Riguardo ai tuoi fallimenti nella coltivazione di cavoli – perdita delle giovani piantine post trapianto – la questione potrebbe essere da ricercare nel seme che, se non risulta essere sano in partenza, potrebbe essere lui stesso inoculo di diverse patologie fungine che contribuiscono alla perdita delle piantine, fra queste: peronospora parassitica e il Phoma lingam – cancro del fusto del cavolo.

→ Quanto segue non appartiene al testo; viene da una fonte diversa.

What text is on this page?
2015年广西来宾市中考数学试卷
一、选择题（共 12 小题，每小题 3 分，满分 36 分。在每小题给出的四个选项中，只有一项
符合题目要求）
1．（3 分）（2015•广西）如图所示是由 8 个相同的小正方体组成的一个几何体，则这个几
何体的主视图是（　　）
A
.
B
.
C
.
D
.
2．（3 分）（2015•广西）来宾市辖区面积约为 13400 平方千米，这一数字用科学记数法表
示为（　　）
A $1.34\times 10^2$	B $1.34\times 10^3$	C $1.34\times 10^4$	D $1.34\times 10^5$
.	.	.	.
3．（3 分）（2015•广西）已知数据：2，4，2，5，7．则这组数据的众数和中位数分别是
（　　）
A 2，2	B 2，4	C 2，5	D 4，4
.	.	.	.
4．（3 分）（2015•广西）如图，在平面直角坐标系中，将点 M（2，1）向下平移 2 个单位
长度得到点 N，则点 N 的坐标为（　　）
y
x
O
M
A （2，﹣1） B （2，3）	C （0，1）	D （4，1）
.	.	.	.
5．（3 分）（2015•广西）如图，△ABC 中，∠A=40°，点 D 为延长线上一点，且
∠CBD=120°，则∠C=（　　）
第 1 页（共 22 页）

I rimedi biologici preventivi per evitare queste patologie sono:
1 – reperimento del seme sano in partenza – prova a cambiare fornitore di seme per esempio,
2- trattamento delle piantine nel semensaio e dopo il trapianto con prodotti a base di rame – poltiglia bordolese per esempio
Inoltre, immagino che tu fai il semensaio di piantine che trapianterai a radice nuda direttamente in pieno campo, in quel caso allora merita che, prima di mettere le piante in pieno campo, tu le allevi per qualche settimana in dei vasetti, le piante in quel caso hanno radici più forti e sane e la piantina subisce meno facilmente attacchi da parte di patogeni.
Salute e buoni cavoli!

Sono un principiante con un orto al parco dell’Aniene a Roma.

La mia domanda è questa: 10 gocce di propoli in un litro di acqua spruzzato sulle piante, così mi è stato consigliato.

Ma non mi è stato detto su quali piante, quando e contro quali avversità e malattie.

È un fertilizzante? Grazie

(Agos – Roma)

Risposta

Ciao Agos, effettivamente era successo qualcosa sul processo di invio della tua domanda e per questo non riuscivo a rispondere dalla pagina di fb, ma fortunatamente tutto è risolto e passiamo alla risposta.

Iniziamo col dire che puoi usare la propoli sia sugli ortaggi che sugli alberi da frutto. Si può usare preparata in più modi e a questo proposito ti consiglio di leggere il post su come si prepara e si usa la propoli nell’orto e allo stesso tempo potresti leggere anche quello che spiega contro quali patologie la propoli può essere utile nell’orto.

In genere è utile soprattutto contro le malattie crittogamiche (funghi: peronospora, ruggine,ecc…), ma anche contro gli afidi se gli attacchi sono ancora contenuti o, come potrai leggere nei post sopraindicati, a scopo preventivo sia nell’orto che nel frutteto.

Saluti e auguri per il tuo orto! Mi sembra di capire che sei molto appassionato e non impiegherai molto a diventare un vero esperto! Se possiamo aiutarti siamo qui!